Floating Heads

4 Oct 11

NYFF ‘11: Miss Bala review

In Mexico in the past 5 years alone drug cartels have been responsible for over 36,000 deaths. This horrifying statistic is shown onscreen during “Miss Bala,” a fictional but no less gripping thriller about a beauty pageant contestant who is kidnapped by a drug lord and forced to become a runner for his gang. Laura Guerrero (excellent newcomer Stephanie Sigman) is a poor young woman from Tijuana who wants to apply for the Miss Baja California beauty pageant to win the prize money for her family. But while tracking down her friend Suzu at a disco she ends up trapped in the bathroom when the gang invades the place and turns it into a bloodbath. Suzu disappears so after a few days Laura tries tracking her down but soon finds that the law enforcement may not be of much help as she ends up face to face with the drug lord Lino (Noe Hernandez) who gathers her name, address and phone number and let’s her go. Shortly afterwards she’s contacted to start running errands for Lino and things only become more intense from there.

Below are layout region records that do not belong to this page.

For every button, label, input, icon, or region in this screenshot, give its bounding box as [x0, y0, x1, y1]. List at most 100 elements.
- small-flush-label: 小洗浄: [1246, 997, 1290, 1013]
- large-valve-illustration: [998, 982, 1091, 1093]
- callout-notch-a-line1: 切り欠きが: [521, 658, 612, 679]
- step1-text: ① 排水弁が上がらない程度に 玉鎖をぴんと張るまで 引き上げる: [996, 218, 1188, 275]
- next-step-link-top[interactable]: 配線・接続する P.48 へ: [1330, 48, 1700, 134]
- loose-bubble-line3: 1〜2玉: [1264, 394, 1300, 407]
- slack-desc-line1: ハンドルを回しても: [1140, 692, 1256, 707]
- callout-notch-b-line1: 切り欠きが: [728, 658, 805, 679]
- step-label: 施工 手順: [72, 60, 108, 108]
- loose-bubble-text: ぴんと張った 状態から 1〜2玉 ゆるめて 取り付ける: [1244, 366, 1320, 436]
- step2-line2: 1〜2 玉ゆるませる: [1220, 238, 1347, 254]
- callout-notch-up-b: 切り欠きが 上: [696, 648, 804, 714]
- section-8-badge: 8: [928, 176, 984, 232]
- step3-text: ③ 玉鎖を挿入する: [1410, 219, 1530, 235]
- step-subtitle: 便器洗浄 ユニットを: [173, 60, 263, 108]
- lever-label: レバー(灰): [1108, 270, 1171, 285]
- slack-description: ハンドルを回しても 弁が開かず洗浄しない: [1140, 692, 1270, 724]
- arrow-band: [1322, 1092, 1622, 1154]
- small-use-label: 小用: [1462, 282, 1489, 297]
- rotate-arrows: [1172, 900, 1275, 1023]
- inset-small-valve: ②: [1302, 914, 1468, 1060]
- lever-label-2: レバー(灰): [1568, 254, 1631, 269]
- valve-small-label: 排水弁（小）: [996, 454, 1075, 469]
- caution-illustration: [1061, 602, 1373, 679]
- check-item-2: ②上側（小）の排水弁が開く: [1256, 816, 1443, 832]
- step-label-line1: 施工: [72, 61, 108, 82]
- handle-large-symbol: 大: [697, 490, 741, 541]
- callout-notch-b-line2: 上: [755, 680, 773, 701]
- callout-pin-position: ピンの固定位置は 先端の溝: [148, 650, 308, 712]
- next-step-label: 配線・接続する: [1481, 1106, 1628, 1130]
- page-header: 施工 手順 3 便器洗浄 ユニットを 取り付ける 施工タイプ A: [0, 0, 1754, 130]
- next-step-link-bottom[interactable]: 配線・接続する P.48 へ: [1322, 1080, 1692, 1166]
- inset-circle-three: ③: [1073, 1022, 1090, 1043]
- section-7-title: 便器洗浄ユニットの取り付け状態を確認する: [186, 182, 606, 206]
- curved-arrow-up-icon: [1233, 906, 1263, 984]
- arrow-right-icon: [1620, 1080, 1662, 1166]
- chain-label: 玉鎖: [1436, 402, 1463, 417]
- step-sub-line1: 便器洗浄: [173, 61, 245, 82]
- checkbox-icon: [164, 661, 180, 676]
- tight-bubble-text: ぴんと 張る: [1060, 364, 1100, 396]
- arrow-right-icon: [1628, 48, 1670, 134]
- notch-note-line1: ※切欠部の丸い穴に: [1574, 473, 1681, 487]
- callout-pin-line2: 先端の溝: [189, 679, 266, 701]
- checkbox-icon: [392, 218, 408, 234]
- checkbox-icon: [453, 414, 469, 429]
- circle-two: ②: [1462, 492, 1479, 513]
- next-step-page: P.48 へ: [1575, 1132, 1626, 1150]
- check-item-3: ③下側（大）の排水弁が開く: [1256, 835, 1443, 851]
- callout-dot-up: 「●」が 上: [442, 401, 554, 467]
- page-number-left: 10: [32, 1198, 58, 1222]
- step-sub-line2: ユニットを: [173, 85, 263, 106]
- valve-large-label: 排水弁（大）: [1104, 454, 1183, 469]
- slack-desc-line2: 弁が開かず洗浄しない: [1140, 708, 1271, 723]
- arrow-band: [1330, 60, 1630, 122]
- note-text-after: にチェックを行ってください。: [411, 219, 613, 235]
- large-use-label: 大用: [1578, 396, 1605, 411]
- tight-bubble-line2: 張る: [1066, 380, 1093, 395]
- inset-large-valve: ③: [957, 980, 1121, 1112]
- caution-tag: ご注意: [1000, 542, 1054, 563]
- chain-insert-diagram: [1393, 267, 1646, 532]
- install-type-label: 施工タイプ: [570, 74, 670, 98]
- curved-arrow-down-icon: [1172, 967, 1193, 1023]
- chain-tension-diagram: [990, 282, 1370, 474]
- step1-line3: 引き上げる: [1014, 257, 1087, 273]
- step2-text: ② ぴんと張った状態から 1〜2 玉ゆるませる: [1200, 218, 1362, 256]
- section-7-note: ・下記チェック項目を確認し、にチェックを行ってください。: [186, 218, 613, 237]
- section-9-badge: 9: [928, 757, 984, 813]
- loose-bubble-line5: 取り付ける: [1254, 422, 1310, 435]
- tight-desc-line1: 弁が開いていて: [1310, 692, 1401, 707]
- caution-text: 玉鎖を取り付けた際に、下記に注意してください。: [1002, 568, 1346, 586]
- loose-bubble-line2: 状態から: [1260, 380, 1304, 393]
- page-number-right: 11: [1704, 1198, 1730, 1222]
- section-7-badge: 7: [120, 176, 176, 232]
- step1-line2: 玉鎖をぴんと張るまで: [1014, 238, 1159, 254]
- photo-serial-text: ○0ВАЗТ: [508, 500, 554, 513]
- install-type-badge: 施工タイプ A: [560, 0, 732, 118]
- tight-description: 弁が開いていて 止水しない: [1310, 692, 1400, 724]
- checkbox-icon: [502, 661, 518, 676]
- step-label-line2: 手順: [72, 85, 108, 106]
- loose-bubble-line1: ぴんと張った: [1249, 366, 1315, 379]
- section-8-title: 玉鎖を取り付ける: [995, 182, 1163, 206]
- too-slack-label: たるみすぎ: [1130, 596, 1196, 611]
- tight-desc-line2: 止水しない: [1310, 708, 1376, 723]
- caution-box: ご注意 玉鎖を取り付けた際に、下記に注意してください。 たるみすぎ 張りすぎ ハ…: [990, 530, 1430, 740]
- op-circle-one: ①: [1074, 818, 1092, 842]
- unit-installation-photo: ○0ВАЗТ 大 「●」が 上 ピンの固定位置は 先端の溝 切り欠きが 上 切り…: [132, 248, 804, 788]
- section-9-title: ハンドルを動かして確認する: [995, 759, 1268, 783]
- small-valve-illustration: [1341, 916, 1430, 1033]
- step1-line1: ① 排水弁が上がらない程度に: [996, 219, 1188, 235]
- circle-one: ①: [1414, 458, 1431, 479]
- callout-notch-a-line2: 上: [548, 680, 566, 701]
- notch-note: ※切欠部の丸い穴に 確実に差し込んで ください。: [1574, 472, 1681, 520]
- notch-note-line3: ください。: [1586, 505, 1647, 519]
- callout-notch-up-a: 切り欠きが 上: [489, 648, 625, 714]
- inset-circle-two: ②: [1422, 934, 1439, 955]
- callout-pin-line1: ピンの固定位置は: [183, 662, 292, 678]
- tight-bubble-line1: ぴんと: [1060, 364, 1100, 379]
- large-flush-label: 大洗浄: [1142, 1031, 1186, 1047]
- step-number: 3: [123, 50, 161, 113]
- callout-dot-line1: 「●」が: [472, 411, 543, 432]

Loosely inspired by a real incident where a beauty queen was arrested with gang members and later quietly released by police, director/co-writer Gerardo Naranjo and co-writer Mauricio Katz worked from the headline backwards to imagine what she might have done to end up in that situation. The camera is almost never away from Laura the entire film so we never know more than she does in any given situation. You may feel a bit behind during the first half of the film, as Laura does, but by the end most of the pieces fit together to what was going on the whole time. This is harrowing (and potentially depressing) subject matter but Naranjo makes it thrilling to watch. Shot in incredibly long fluid takes that keep the suspense mounting throughout, the film avoids cliches and shows incredible restraint. By keeping things serious but not veering into the grotesque, the film is a sparse artful thriller with a conscience. Many will be turned off by the bleak subject matter but they’ll be missing out on one of the strongest films of the year.